Erhiakeme, Pamela lives in Ovwian, Delta. TYWA stories may be slightly edited for grammatical accuracy and to better serve TGF readers. The originality of the story is 100% intact. - TYWA 2025

The professor is staring Ada down. Ada tries to keep a straight face, not meeting his eyes as she casually scribbles circles in her jotter. Her phone vibrates in her pocket for the fifth time. Buzz-buzz. She’s sitting upright, her head mechanically going up and down to display a faux concentration, but her mind is on the vibrating device in her pocket. Shouldn’t the caller know that she’s in class?


The lecture goes on for half an hour after that. Her phone rings three more times. She bites her lip, worry increasing with each buzz of her phone. Who could be calling her incessantly?


The moment the lecturer walks out, Ada grabs her phone. The missed calls are from her younger brother, Ebuka. He is the only one in their family house, as she is in the university writing her semester exams and their parents are on a business trip.

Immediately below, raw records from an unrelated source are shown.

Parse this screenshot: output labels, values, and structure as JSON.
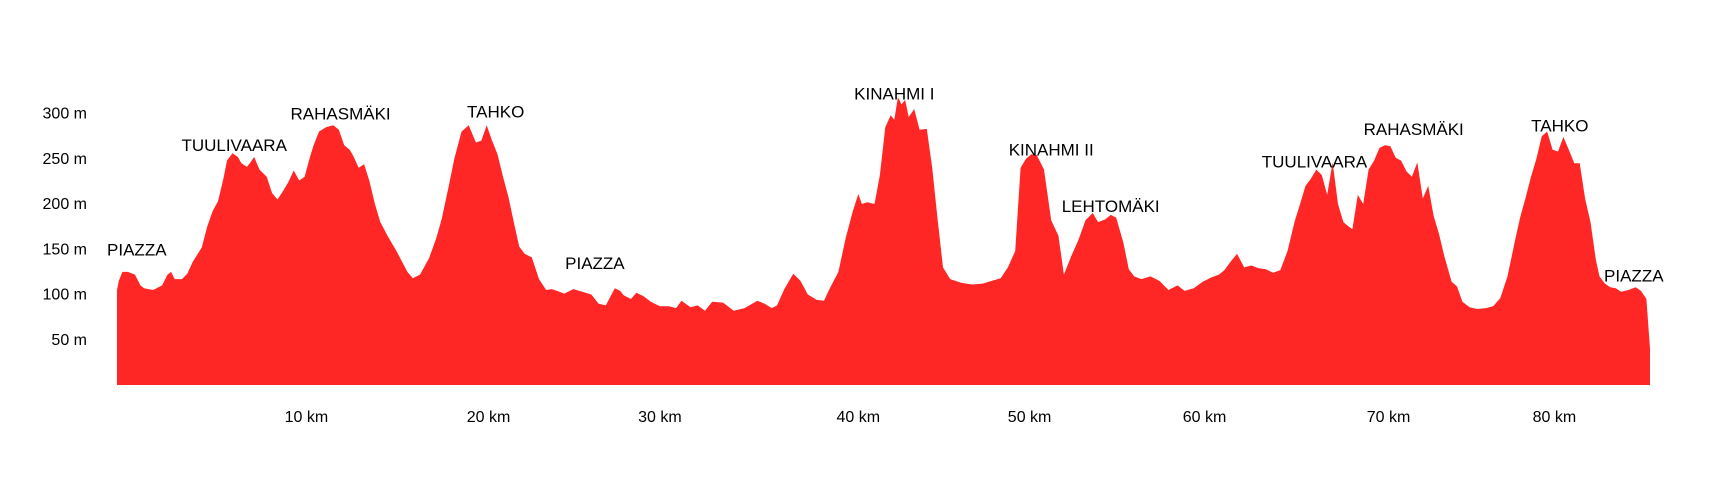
{
  "chart_data": {
    "type": "area",
    "title": "",
    "xlabel": "",
    "ylabel": "",
    "xlim": [
      0,
      85
    ],
    "ylim": [
      0,
      320
    ],
    "fill_color": "#ff2626",
    "grid": false,
    "legend": "none",
    "y_ticks": [
      {
        "value": 50,
        "label": "50 m"
      },
      {
        "value": 100,
        "label": "100 m"
      },
      {
        "value": 150,
        "label": "150 m"
      },
      {
        "value": 200,
        "label": "200 m"
      },
      {
        "value": 250,
        "label": "250 m"
      },
      {
        "value": 300,
        "label": "300 m"
      }
    ],
    "x_ticks": [
      {
        "value": 10.5,
        "label": "10 km"
      },
      {
        "value": 20.6,
        "label": "20 km"
      },
      {
        "value": 30.1,
        "label": "30 km"
      },
      {
        "value": 41.1,
        "label": "40 km"
      },
      {
        "value": 50.6,
        "label": "50 km"
      },
      {
        "value": 60.3,
        "label": "60 km"
      },
      {
        "value": 70.5,
        "label": "70 km"
      },
      {
        "value": 79.7,
        "label": "80 km"
      }
    ],
    "annotations": [
      {
        "text": "PIAZZA",
        "x": 1.1,
        "y": 150
      },
      {
        "text": "TUULIVAARA",
        "x": 6.5,
        "y": 265
      },
      {
        "text": "RAHASMÄKI",
        "x": 12.4,
        "y": 300
      },
      {
        "text": "TAHKO",
        "x": 21.0,
        "y": 302
      },
      {
        "text": "PIAZZA",
        "x": 26.5,
        "y": 135
      },
      {
        "text": "KINAHMI I",
        "x": 43.1,
        "y": 322
      },
      {
        "text": "KINAHMI II",
        "x": 51.8,
        "y": 260
      },
      {
        "text": "LEHTOMÄKI",
        "x": 55.1,
        "y": 198
      },
      {
        "text": "TUULIVAARA",
        "x": 66.4,
        "y": 247
      },
      {
        "text": "RAHASMÄKI",
        "x": 71.9,
        "y": 283
      },
      {
        "text": "TAHKO",
        "x": 80.0,
        "y": 287
      },
      {
        "text": "PIAZZA",
        "x": 84.1,
        "y": 121
      }
    ],
    "series": [
      {
        "x": [
          0,
          0.1,
          0.3,
          0.6,
          1.0,
          1.3,
          1.5,
          2.0,
          2.5,
          2.8,
          3.0,
          3.2,
          3.6,
          3.9,
          4.2,
          4.7,
          5.0,
          5.3,
          5.6,
          5.9,
          6.1,
          6.4,
          6.7,
          6.9,
          7.2,
          7.4,
          7.6,
          7.9,
          8.3,
          8.6,
          8.9,
          9.2,
          9.5,
          9.8,
          10.1,
          10.4,
          10.7,
          10.9,
          11.2,
          11.6,
          12.0,
          12.3,
          12.6,
          12.9,
          13.1,
          13.4,
          13.7,
          14.0,
          14.3,
          14.6,
          15.0,
          15.5,
          16.1,
          16.4,
          16.8,
          17.3,
          17.7,
          18.0,
          18.4,
          18.7,
          19.1,
          19.5,
          19.9,
          20.2,
          20.5,
          20.8,
          21.1,
          21.4,
          21.7,
          22.0,
          22.3,
          22.6,
          23.0,
          23.4,
          23.8,
          24.1,
          24.4,
          24.8,
          25.3,
          25.8,
          26.3,
          26.7,
          27.1,
          27.6,
          27.9,
          28.1,
          28.5,
          28.8,
          29.2,
          29.6,
          30.1,
          30.6,
          31.0,
          31.3,
          31.8,
          32.2,
          32.6,
          33.0,
          33.6,
          34.2,
          34.8,
          35.5,
          35.9,
          36.3,
          36.6,
          37.0,
          37.5,
          37.9,
          38.3,
          38.8,
          39.2,
          39.5,
          40.0,
          40.4,
          40.8,
          41.1,
          41.3,
          41.6,
          42.0,
          42.3,
          42.6,
          42.9,
          43.1,
          43.3,
          43.5,
          43.7,
          43.9,
          44.2,
          44.5,
          44.9,
          45.2,
          45.5,
          45.8,
          46.2,
          46.8,
          47.4,
          48.0,
          48.5,
          49.0,
          49.4,
          49.8,
          50.1,
          50.4,
          50.7,
          51.0,
          51.4,
          51.8,
          52.2,
          52.5,
          52.9,
          53.3,
          53.7,
          54.1,
          54.4,
          54.8,
          55.1,
          55.4,
          55.8,
          56.1,
          56.4,
          56.8,
          57.3,
          57.8,
          58.3,
          58.8,
          59.2,
          59.7,
          60.2,
          60.7,
          61.1,
          61.4,
          61.7,
          62.1,
          62.5,
          62.9,
          63.3,
          63.7,
          64.1,
          64.5,
          64.9,
          65.3,
          65.6,
          65.9,
          66.2,
          66.5,
          66.8,
          67.1,
          67.4,
          67.7,
          68.0,
          68.3,
          68.5,
          68.8,
          69.1,
          69.4,
          69.7,
          70.0,
          70.3,
          70.6,
          70.9,
          71.2,
          71.5,
          71.8,
          72.1,
          72.4,
          72.7,
          73.0,
          73.3,
          73.6,
          74.0,
          74.3,
          74.6,
          75.0,
          75.4,
          75.9,
          76.3,
          76.7,
          77.1,
          77.5,
          77.8,
          78.1,
          78.4,
          78.7,
          79.0,
          79.3,
          79.6,
          79.9,
          80.2,
          80.5,
          80.8,
          81.1,
          81.4,
          81.7,
          82.0,
          82.2,
          82.5,
          82.8,
          83.1,
          83.4,
          83.8,
          84.2,
          84.5,
          84.8,
          85.0
        ],
        "y": [
          105,
          115,
          125,
          125,
          122,
          110,
          107,
          105,
          110,
          122,
          125,
          117,
          117,
          123,
          136,
          152,
          175,
          192,
          203,
          228,
          248,
          256,
          252,
          245,
          241,
          246,
          252,
          238,
          230,
          212,
          205,
          214,
          224,
          237,
          226,
          230,
          252,
          265,
          280,
          285,
          287,
          282,
          265,
          260,
          253,
          240,
          244,
          225,
          200,
          180,
          165,
          148,
          125,
          118,
          122,
          140,
          162,
          183,
          220,
          250,
          280,
          287,
          268,
          270,
          287,
          270,
          255,
          230,
          208,
          180,
          153,
          145,
          141,
          117,
          105,
          106,
          104,
          101,
          106,
          103,
          100,
          90,
          88,
          107,
          104,
          99,
          95,
          102,
          98,
          92,
          87,
          87,
          85,
          93,
          86,
          88,
          82,
          92,
          91,
          82,
          85,
          93,
          90,
          85,
          88,
          106,
          123,
          115,
          100,
          94,
          93,
          106,
          125,
          162,
          192,
          211,
          200,
          202,
          200,
          232,
          285,
          298,
          293,
          318,
          310,
          315,
          296,
          305,
          282,
          283,
          240,
          183,
          130,
          117,
          113,
          111,
          112,
          115,
          118,
          130,
          148,
          240,
          250,
          255,
          254,
          238,
          182,
          165,
          122,
          142,
          160,
          182,
          190,
          180,
          183,
          188,
          185,
          157,
          128,
          120,
          117,
          120,
          115,
          105,
          110,
          104,
          107,
          114,
          119,
          122,
          127,
          135,
          145,
          130,
          132,
          129,
          128,
          124,
          127,
          148,
          181,
          200,
          220,
          228,
          238,
          232,
          210,
          246,
          200,
          180,
          175,
          172,
          210,
          200,
          238,
          248,
          262,
          265,
          264,
          251,
          248,
          236,
          230,
          246,
          206,
          220,
          187,
          167,
          142,
          114,
          109,
          92,
          86,
          84,
          85,
          87,
          96,
          120,
          158,
          185,
          207,
          230,
          250,
          275,
          280,
          260,
          258,
          274,
          260,
          245,
          245,
          206,
          180,
          138,
          120,
          112,
          108,
          107,
          103,
          105,
          108,
          104,
          95,
          40
        ]
      }
    ]
  }
}
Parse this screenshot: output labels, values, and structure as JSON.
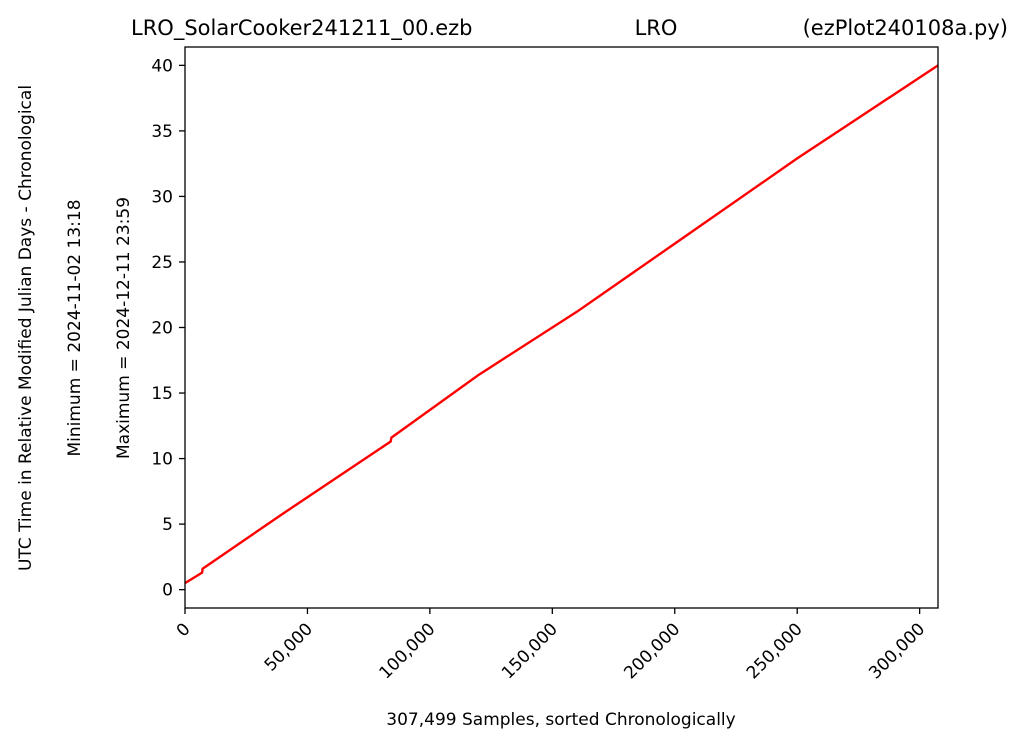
{
  "chart_data": {
    "type": "line",
    "title_left": "LRO_SolarCooker241211_00.ezb",
    "title_center": "LRO",
    "title_right": "(ezPlot240108a.py)",
    "xlabel": "307,499 Samples, sorted Chronologically",
    "ylabel_lines": [
      "UTC Time in Relative Modified Julian Days - Chronological",
      "Minimum = 2024-11-02   13:18",
      "Maximum = 2024-12-11   23:59"
    ],
    "xlim": [
      0,
      307499
    ],
    "ylim": [
      -1.4,
      41.4
    ],
    "x_ticks": [
      0,
      50000,
      100000,
      150000,
      200000,
      250000,
      300000
    ],
    "x_tick_labels": [
      "0",
      "50,000",
      "100,000",
      "150,000",
      "200,000",
      "250,000",
      "300,000"
    ],
    "y_ticks": [
      0,
      5,
      10,
      15,
      20,
      25,
      30,
      35,
      40
    ],
    "y_tick_labels": [
      "0",
      "5",
      "10",
      "15",
      "20",
      "25",
      "30",
      "35",
      "40"
    ],
    "grid": false,
    "series": [
      {
        "color": "#ff0000",
        "x": [
          0,
          7000,
          7200,
          40000,
          84000,
          84300,
          120000,
          160000,
          200000,
          250000,
          307499
        ],
        "y": [
          0.5,
          1.3,
          1.6,
          5.8,
          11.3,
          11.6,
          16.4,
          21.2,
          26.4,
          32.9,
          40.0
        ]
      }
    ]
  }
}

Ebuka sent her a message: “Please come home fast. Gas is leaking.”


Worry runs through her veins and grips her chest. She tries calling Ebuka back, but he doesn’t pick up. En route back to Warri, she calls everyone – Mama, Papa, Mr Okon (their landlord), Mummy Ayo (their neighbour). No one responds.


Ada returns home to see a crowd of people in front of the heap of ashes where their house formerly stood. No one says a word to her. No words need to be said. The ashes, the smoke in the air, the soot covering bystanders – they all speak the unsaid words. The smell of roasted bodies conveys reality.


She scans the crowd for a young boy whose complexion is as dark as molasses. He wears glasses too big for his face, with front teeth too big for his mouth. She loves that boy, would’ve given up everything for him. He is supposed to run towards her, arms wide open to embrace her as he shouts, “Sister Ada! Sister Ada! Welcome back!”


Yet the only sound she hears is buzz-buzz. The vibration of her phone echoes in her head, a memento of her brother. Buzz-buzz.


The sound that comes out of her lips is raw and guttural, and Ada sinks to the ground and cries.

There is something quietly devastating about Ashes. It is a story that does not shout, yet it echoes. The prose is spare, almost deceptively simple, but beneath that simplicity lies a profound emotional weight. What I find most compelling is the way the story captures the ordinariness of catastrophe. How life can be humming along, with vibrating phones and scribbled circles in jotters, and then, in a moment, everything is reduced to soot. What I admire most is that the story does not try to resolve grief. It does not offer comfort. It simply allows Ada to collapse, to cry, to feel. And in doing so, it gives the reader permission to feel too.
-Sola Soyele
"Ashes" is a hauntingly poignant short story that captures the fragility of life and the suddenness of loss with devastating clarity. The narrative is tightly woven, with a slow-burning tension that crescendos into heartbreak.